The Supreme Court on Thursday gave the green light for a NIS 45 billion ($12.7 billion) class action against the private consortium that operates Israel’s only functioning natural gas production complex.
In ruling against the consortium’s appeal to reject the class action bid, the court also ordered it to pay legal costs of NIS 40,000 ($11,300), the Globes financial daily reported.
The petitioner, one Moshe Nazri — who like most Israelis, is a consumer of electricity — claims the companies are exploiting their monopoly over the Tamar gas field to charge the Israel Electric Corporation unfairly high prices.
Among the companies targeted by the suit, the biggest in Israel’s history, are Isramco, Dor Energy, Delek Drilling, Avner Oil & Gas Exploration, the Delek Group and US-based Noble Energy.

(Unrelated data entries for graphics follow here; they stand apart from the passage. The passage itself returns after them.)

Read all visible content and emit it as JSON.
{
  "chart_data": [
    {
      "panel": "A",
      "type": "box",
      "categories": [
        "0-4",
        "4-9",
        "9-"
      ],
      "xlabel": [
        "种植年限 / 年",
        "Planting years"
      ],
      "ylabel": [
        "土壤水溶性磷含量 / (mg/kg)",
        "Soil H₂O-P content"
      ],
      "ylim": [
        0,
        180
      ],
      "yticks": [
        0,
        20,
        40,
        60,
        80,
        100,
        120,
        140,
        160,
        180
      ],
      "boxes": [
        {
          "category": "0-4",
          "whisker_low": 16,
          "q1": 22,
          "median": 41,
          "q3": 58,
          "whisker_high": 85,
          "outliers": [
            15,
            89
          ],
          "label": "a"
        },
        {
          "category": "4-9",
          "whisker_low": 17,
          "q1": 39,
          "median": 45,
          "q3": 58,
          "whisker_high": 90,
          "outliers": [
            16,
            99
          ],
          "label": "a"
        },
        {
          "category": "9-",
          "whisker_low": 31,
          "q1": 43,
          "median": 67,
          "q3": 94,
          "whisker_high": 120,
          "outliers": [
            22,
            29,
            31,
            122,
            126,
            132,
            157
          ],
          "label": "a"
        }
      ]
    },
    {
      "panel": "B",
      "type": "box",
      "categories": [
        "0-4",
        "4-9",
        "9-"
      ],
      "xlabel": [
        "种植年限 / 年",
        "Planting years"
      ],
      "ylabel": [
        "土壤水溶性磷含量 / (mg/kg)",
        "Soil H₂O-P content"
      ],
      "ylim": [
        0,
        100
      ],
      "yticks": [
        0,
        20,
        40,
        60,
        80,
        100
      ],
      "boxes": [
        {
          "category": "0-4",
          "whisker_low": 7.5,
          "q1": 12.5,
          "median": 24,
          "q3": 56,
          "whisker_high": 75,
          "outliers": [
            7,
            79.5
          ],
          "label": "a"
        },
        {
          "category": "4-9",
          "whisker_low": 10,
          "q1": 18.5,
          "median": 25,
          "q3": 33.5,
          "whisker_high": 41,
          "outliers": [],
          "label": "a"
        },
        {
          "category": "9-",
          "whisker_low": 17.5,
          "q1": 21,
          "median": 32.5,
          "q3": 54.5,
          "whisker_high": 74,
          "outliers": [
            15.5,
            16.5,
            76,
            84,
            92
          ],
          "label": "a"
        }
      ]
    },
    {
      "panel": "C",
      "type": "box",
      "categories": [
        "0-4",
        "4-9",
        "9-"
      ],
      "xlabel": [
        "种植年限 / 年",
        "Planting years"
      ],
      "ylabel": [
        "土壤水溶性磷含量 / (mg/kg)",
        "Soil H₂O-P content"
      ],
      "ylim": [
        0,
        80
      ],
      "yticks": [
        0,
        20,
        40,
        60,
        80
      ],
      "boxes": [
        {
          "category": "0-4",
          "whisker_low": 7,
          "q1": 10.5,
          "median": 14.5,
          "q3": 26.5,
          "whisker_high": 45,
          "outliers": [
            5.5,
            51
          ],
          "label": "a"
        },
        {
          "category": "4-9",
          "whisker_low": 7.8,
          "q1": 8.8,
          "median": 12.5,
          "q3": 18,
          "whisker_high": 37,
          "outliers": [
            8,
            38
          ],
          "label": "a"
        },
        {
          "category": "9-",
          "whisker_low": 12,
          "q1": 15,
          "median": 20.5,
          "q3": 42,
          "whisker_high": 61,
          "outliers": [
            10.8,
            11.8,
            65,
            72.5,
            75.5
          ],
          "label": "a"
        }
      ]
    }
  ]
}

On the day he submitted his petition in June 2014, Nazri said the group was exploiting its position to charge the IEC $5.40 for a unit of gas-generated energy (mmbtu) when the real cost was $2.34.
Backed up by a professional opinion from an American expert on the gas economy, Prof. James Smith, Nazri claimed that this would reap for the consortium profits of some NIS 2 billion ($567 million) a year.
Smith claimed, among other things, that the Tamar consortium was making a profit of around 57% a year on its investment.
After failing to convince the Tel Aviv District Court to throw out the request for a class action against it, the consortium appealed to the Supreme Court, which issued its ruling on Thursday.
Nazri’s lawyers Yitzhak Yaari and Gilad Barnea welcomed the court’s decision, saying it “removes one of the most significant legal obstacles on the way to compensating IEC consumers.
“In addition to the District Court, the Supreme Court also rejected the Tamar monopoly and the attorney general’s attempt to prevent a deep and thorough discussion about the fairness of the natural gas prices charged by the Tamar consortium.”
The court clarified that approval of the framework did not signify approval of the price.
“We are convinced that at the end of the legal process, it will be found that the Tamar monopoly is using its monopolistic power to charge the most excessive price for the natural gas that belongs to every citizen of Israel.”
A statement from the consortium said that despite the two courts’ decisions, they were still confident that Nazri’s attempt was “futile” and destined to fail.
Nazri’s claims were exaggerated, and were cut off from the way the industry set prices and signed contracts for natural gas, the statement said.
The consortium charged that Israel was only now rehabilitating “the considerable damage caused to its reputation” by the long-delayed natural gas industry framework signed by the government.
Referring to last week’s discovery of a fault in an undersea pipeline serving Tamar, which forced temporary closure of the pipe for repairs and forced the IEC to resort to coal, which is costlier than gas, the statement said, “Only in the past week did the citizens of Israel understand how significant the contribution of natural gas is to the reduction of electricity prices and the reduction of air pollution in Israel.”
The Tamar field, which was discovered in 2009 and began production in 2013, has estimated reserves of up to 238 billion cubic meters (8.4 trillion cubic feet).
Leviathan, discovered in 2010 and set to begin production in 2019, is estimated to hold 535 billion cubic meters (18.9 trillion cubic feet) of natural gas, along with 34.1 million barrels of condensate.